Bring It On Home To Me / B.Bキング&ポール・キャラック

 サム・クックの「Bring It On Home to Me」は、1962年にリリースされた彼の代表曲の一つです。その後、多くのアーティスト達にカバーされてきました。歌詞の内容は、去ってしまった恋人への未練と、戻ってきて欲しい切ない願いを歌っています。明るいメジャーキーながら、どこか切ないメロディーは、主人公の落ち着かない心模様を現しています。そして僕はこの手の雰囲気の曲がどうも好きみたいです。恋愛もよく分かっていない中学生の時から好きでしたから、歌詞の内容よりもそのメロディーとコードの空間に酔わされてしまうのかも知れません。わずか3つのコードでできた曲なのに凄いですよね。 

 さて、僕の好きなカバー・バージョンは、B.Bキングがポール・キャラックと共演したやつです。残念ながらここではB.Bの歌声は聴くことができませんが、それでもギターソロでは十分にその存在感を際立たせています。いつものように複雑なフレーズを弾きまくるのでもないのですが、今風に言えば、そのフレーズはとてもエモイです。コピーしてみると分かるのですが、B.Bのチョーキングは凄まじいです。
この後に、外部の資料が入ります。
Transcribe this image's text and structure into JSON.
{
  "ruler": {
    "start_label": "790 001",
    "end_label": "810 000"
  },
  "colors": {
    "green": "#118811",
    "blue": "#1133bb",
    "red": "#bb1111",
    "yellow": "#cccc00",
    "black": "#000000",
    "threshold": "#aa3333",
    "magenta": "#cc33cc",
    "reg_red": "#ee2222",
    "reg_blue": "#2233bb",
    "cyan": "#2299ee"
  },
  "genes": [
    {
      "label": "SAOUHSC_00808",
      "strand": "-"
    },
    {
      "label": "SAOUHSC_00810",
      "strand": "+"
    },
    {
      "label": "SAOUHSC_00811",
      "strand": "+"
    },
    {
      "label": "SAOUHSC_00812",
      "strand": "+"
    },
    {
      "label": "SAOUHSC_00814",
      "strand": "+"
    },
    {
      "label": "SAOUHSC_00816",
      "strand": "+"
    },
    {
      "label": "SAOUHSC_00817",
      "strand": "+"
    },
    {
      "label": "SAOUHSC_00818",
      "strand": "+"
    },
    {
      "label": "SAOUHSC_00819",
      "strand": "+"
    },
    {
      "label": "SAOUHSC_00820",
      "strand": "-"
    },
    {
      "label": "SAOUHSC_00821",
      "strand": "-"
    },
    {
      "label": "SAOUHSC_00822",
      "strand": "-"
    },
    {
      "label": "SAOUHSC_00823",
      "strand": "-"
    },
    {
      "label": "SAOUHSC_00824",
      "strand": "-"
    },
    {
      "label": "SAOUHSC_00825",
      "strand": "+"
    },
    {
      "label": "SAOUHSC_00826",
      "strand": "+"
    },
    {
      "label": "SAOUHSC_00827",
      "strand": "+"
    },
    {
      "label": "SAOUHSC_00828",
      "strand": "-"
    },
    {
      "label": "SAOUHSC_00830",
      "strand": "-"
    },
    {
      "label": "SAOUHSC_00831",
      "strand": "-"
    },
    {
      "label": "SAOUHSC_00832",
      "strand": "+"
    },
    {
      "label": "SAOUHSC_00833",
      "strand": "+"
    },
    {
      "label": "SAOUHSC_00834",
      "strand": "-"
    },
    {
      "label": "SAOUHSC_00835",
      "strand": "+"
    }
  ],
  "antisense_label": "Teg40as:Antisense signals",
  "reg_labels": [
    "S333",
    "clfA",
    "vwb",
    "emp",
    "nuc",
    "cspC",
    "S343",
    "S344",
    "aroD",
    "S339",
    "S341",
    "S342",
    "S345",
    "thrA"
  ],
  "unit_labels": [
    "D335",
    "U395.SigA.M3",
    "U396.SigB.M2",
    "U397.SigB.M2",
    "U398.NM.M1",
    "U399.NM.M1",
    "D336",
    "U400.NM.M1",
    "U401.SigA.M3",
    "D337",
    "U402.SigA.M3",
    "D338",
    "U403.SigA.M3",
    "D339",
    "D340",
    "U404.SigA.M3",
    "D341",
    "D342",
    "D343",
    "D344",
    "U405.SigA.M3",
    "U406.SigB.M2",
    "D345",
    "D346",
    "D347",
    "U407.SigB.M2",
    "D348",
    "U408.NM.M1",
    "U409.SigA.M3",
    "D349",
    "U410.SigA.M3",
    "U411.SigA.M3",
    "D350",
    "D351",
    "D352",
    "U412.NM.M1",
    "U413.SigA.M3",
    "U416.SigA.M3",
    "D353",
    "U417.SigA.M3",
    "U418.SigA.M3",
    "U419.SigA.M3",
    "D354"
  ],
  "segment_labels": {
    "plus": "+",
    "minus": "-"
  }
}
 ギターが歌うって、こういう事かと腑に落ちました。今までもB.Bは聞いてきましたが、彼のチョーキング&ビブラートが絶賛される理由がそこにありました。ガチガチのブルースの曲で弾いているソロよりも、「Bring It On Home to Me」のような分かりやすい曲の中でソロをとってもらった方が、B.Bの凄さ、存在感は際立ってくるものなんですね。ブルースがよく分からない、苦手な方はこの入り口からどうぞ。